I used Kickstarter just about a year ago to help get my project: pFAn- professional Fine Art network
off the ground. Without it, I could never have developed the website and resources for this collective of freelance fine artists, consultants, fabricators and art administrators.

Kickstarter is a brilliant concept, and I'm pleased to see that it's doing well and helping to fund other worthy projects.

1/13/2011 10:11:00 AM  
Anonymous Laura Isaac said...

I'm so honored! Thank you! And yes, it's amazing how much time it takes to fund a project... but ultimately really rewarding. With only 30 days and the all-or-nothing set-up of Kickstarter, it was a crash course in getting my message out there. It was fascinating to see who wanted to support the project, who supported but declined their "rewards" because they just wanted to support something they liked, and who sprung for the "big bucks" rewards. As with any project, you have to give your all to a Kickstarter project; start to finish. I'm packing up and sending out the last batch of rewards this week and I can tell I'm going to miss the box of "Where do YOU #Rank?" related items by my desk. Thank you, once again. - Laura

1/13/2011 10:24:00 AM  
Anonymous Kianga Ellis said...

Another great project was funded yesterday: Times Square to Art Square

1/13/2011 12:21:00 PM  
Anonymous Alan Miller said...

I used Kickstarter last year to fund the reprinting of a guidebook to the Tokyo art scene. It's an amazing book, but it's high-end and was originally released as a small print run, so it sold out quickly.

1/13/2011 03:49:00 PM  
Blogger Mab MacMoragh said...

I've backed various projects on Kickstarter, only one of which didn't meet its stated goal (or maybe it did conceptually) which was to raise funds for nothing (Fund Nothing by Jeff Edwards, where I purposely pledged the minimum amount).

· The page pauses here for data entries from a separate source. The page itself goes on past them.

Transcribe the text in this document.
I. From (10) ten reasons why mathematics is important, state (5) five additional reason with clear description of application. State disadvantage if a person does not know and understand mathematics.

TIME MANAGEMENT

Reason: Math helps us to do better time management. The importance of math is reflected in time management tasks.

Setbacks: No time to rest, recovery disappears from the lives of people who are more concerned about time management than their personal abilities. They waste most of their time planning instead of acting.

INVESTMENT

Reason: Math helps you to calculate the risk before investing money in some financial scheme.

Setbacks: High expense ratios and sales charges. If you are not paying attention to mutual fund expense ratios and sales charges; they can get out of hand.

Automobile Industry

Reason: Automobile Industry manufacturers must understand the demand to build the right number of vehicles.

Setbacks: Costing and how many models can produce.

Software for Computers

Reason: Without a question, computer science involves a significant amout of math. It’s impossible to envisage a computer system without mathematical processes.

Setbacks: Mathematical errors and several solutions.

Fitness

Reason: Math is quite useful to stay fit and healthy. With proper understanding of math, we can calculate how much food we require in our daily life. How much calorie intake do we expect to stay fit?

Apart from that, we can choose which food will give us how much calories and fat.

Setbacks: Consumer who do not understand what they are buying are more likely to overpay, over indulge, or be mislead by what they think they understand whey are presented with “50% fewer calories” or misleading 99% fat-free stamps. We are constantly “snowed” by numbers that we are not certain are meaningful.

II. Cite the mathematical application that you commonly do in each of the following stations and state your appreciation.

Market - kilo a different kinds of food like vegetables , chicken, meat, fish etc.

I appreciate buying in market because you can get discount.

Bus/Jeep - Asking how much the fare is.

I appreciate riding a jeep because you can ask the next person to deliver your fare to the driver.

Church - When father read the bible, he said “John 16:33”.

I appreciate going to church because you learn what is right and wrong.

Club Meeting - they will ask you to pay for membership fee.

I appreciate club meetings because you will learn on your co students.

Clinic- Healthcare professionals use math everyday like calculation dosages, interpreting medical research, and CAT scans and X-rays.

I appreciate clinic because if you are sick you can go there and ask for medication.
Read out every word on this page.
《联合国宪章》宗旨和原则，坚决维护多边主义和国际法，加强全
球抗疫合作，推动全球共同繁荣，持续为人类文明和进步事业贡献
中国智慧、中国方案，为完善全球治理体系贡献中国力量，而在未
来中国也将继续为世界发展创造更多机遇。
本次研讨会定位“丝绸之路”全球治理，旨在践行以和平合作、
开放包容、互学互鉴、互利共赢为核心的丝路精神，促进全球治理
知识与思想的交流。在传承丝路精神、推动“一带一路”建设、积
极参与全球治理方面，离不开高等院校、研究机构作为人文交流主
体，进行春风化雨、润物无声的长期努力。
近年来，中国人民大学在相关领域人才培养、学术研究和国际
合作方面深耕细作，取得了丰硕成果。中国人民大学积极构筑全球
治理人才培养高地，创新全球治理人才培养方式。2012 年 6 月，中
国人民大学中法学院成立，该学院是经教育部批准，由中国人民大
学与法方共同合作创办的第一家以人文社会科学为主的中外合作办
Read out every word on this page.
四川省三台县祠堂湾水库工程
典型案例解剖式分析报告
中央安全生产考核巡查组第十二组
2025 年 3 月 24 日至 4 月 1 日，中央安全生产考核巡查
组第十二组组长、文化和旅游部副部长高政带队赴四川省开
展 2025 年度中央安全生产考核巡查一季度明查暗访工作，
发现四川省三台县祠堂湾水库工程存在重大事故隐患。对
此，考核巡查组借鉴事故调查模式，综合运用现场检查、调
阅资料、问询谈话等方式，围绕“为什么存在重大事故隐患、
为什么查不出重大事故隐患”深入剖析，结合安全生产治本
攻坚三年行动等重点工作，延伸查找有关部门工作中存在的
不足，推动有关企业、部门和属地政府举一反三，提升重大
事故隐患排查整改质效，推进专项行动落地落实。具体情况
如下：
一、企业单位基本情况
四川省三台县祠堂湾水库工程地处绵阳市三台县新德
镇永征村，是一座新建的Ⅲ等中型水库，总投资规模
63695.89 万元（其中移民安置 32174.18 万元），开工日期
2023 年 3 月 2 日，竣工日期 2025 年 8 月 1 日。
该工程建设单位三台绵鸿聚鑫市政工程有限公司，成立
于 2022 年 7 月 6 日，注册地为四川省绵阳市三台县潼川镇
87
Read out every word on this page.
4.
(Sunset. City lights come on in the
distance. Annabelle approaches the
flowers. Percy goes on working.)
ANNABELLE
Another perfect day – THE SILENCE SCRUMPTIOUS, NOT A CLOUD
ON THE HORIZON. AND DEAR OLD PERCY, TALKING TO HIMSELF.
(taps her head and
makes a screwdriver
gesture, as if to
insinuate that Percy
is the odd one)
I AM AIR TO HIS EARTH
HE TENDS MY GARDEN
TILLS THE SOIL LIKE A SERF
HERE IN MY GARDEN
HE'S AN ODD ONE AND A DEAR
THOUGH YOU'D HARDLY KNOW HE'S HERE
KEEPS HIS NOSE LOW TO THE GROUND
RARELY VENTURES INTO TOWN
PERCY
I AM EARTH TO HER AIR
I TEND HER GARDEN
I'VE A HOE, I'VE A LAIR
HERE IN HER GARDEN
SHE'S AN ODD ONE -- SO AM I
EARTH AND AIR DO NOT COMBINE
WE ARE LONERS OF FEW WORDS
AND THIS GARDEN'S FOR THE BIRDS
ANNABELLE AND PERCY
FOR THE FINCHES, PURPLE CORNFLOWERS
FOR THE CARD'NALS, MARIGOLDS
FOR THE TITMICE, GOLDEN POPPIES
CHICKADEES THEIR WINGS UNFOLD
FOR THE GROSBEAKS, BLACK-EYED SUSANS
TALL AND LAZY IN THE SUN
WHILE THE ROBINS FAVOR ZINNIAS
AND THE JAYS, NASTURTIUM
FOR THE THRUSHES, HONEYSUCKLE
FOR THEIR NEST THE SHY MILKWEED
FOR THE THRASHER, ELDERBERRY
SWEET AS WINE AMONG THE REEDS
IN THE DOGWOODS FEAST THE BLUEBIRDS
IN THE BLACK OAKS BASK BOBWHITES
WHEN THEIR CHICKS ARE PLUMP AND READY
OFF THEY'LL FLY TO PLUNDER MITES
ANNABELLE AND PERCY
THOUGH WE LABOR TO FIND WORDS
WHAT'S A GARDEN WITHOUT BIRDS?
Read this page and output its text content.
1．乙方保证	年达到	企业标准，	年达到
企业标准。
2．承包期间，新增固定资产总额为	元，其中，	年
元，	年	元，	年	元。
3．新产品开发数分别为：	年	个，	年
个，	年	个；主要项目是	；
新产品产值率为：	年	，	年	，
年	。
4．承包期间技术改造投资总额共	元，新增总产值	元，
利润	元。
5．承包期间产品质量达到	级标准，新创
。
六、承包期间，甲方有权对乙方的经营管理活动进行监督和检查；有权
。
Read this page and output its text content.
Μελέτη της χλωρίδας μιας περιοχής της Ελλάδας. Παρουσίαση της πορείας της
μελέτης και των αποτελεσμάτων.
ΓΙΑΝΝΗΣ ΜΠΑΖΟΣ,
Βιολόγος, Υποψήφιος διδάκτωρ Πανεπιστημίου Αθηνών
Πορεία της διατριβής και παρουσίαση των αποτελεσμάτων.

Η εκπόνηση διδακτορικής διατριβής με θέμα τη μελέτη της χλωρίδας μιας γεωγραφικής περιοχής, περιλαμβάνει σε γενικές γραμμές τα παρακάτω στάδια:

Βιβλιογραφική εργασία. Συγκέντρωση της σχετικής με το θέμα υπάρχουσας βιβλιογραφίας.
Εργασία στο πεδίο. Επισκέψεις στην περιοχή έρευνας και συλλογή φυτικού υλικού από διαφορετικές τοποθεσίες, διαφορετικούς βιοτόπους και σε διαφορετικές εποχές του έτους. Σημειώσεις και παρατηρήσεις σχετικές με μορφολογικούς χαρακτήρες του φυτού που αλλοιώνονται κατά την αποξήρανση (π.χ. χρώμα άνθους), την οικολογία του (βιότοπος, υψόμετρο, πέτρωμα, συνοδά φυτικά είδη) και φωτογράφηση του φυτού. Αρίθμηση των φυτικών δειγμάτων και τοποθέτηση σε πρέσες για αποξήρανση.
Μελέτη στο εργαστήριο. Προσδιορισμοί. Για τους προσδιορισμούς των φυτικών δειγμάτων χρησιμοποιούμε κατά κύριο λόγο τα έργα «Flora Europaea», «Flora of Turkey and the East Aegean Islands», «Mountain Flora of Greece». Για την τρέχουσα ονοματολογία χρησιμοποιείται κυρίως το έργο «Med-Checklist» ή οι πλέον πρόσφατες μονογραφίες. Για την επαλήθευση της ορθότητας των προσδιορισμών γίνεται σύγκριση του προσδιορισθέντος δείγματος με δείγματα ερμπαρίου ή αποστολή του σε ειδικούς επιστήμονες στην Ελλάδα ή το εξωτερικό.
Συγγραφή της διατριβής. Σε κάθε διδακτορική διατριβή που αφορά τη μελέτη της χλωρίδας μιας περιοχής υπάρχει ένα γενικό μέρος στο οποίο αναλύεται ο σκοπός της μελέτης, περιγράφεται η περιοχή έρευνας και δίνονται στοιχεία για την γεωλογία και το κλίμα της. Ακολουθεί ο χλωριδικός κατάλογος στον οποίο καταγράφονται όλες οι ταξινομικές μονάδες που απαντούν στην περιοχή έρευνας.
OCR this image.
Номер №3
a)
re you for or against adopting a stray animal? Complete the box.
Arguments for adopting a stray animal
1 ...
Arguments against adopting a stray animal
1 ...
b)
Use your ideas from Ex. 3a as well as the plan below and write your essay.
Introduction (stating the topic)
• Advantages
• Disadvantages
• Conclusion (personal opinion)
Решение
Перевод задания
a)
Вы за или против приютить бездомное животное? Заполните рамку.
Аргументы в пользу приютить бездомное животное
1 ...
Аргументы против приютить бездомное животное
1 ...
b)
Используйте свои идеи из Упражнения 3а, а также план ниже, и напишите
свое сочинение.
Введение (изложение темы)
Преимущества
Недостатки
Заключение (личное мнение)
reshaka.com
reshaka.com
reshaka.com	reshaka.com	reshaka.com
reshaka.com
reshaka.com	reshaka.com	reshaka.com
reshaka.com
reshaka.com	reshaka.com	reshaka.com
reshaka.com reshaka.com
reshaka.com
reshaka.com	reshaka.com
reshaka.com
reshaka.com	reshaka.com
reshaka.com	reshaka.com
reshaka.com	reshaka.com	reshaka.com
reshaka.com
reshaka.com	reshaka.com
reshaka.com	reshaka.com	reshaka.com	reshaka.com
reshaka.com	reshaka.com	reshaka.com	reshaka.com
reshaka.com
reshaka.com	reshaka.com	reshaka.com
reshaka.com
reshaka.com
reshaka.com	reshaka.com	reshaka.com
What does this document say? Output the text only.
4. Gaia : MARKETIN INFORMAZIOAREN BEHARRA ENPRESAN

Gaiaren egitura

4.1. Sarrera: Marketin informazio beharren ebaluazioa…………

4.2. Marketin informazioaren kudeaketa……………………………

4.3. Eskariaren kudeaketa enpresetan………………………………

A similar program I'm impressed by is going on at United States Artists, which is worth a look if you're an artist in the USA with a well-defined project goal:

1/13/2011 08:53:00 PM  
Blogger Mab MacMoragh said...

I should add this to my comment: The requirements for United States Artists include having received an award or grant from USA Project Partners or Recognized Organizations, a list of which can be found here:

1/13/2011 09:02:00 PM  
Anonymous Laura Isaac said...

I also want to add that I now consider my Kickstarter video a part of my "Where do YOU #Rank?" project as a whole and have it posted to my site with the rest of the project information even though the funding drive is long over.

I have to be careful when browsing Kickstarter... I want to contribute to so many projects!!!